Bazı araştırmalar, yaşlı yetişkinlerin üçte birinin bildirimsel bellekle (yani, beynin depoladığı ve geri alabileceği gerçeklerin veya olayların anılarıyla) mücadele ettiğini gösterse de, diğer çalışmalar, 70 yaşındakilerin beşte birinin bilişsel testler yaptığını gösteriyor. yanı sıra 20 yaşındaki insanlar.

Bilim adamları şu anda beynin bu değişikliklere neden olmak için zaman içinde nasıl ustaca değiştiğini belirlemek için dev beyin araştırması bulmacasının bölümlerini bir araya getiriyorlar.

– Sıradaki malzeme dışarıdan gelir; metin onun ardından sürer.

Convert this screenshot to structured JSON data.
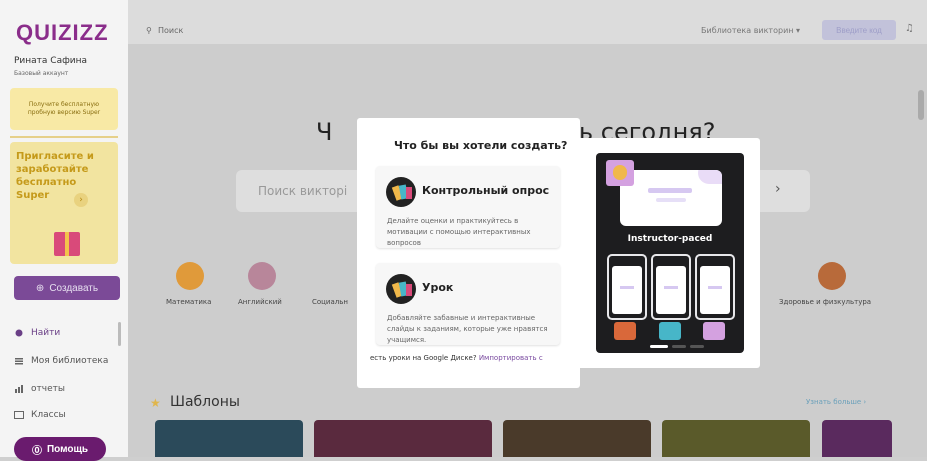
{
  "app": {
    "logo": "QUIZIZZ"
  },
  "user": {
    "name": "Рината Сафина",
    "account_type": "Базовый аккаунт"
  },
  "sidebar": {
    "upgrade_text": "Получите бесплатную пробную версию Super",
    "invite_text": "Пригласите и заработайте бесплатно Super",
    "invite_arrow": "›",
    "create_label": "Создавать",
    "nav": [
      {
        "label": "Найти"
      },
      {
        "label": "Моя библиотека"
      },
      {
        "label": "отчеты"
      },
      {
        "label": "Классы"
      }
    ],
    "help_label": "Помощь"
  },
  "topbar": {
    "search_placeholder": "Поиск",
    "library_dropdown": "Библиотека викторин ▾",
    "enter_code": "Введите код"
  },
  "main": {
    "hero_left": "Ч",
    "hero_right": "ть сегодня?",
    "search_placeholder": "Поиск викторі",
    "subjects": [
      {
        "label": "Математика"
      },
      {
        "label": "Английский"
      },
      {
        "label": "Социальн"
      },
      {
        "label": "Здоровье и физкультура"
      }
    ],
    "templates_title": "Шаблоны",
    "see_more": "Узнать больше ›"
  },
  "modal": {
    "title": "Что бы вы хотели создать?",
    "options": [
      {
        "title": "Контрольный опрос",
        "description": "Делайте оценки и практикуйтесь в мотивации с помощью интерактивных вопросов"
      },
      {
        "title": "Урок",
        "description": "Добавляйте забавные и интерактивные слайды к заданиям, которые уже нравятся учащимся."
      }
    ],
    "footer_text": "есть уроки на Google Диске?",
    "footer_link": "Импортировать с"
  },
  "preview": {
    "label": "Instructor-paced"
  },
  "colors": {
    "brand": "#8a2d8a",
    "accent": "#7a4ba0",
    "help": "#6a1b6e"
  }
}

Araştırmacıların beyin yaşlanması sırasında meydana geldiğini düşündükleri genel değişiklikler şunları içerir:

    Beyin kitlesi: Daha yüksek bilişsel işlevlerle ve yeni anıları kodlamayla ilgili alanlar olan ön lob ve hipokampusta küçülme, 60 veya 70 yaşlarında başlar.
    Kortikal yoğunluk: Bu, azalan sinaptik bağlantılardan dolayı beynin dış çıkıntılı yüzeyinin incelmesi anlamına gelir. Daha az bağlantı, daha yavaş bilişsel işlemeye katkıda bulunabilir.
    Beyaz madde: Beyaz madde, yollar halinde bir araya gelen ve beyin hücreleri arasında sinir sinyallerini taşıyan miyelinli sinir liflerinden oluşur. Araştırmacılar, miyelinin yaşla birlikte küçüldüğünü ve sonuç olarak işlemenin daha yavaş olduğunu ve bilişsel işlevin azaldığını düşünüyor.
    Nörotransmitter sistemleri: Araştırmacılar beynin yaşla birlikte daha az kimyasal haberci ürettiğini ve dopamin, asetilkolin, serotonin ve norepinefrin aktivitesindeki bu azalmanın biliş ve hafızanın azalmasında ve depresyonun artmasında rol oynayabileceğini öne sürüyorlar.

Araştırmacılar, bilişsel gerilemenin sinirsel temelini anlamak için hangi terapilerin veya stratejilerin beyin bozulmasını yavaşlatmaya veya önlemeye yardımcı olabileceğini ortaya çıkarabilir.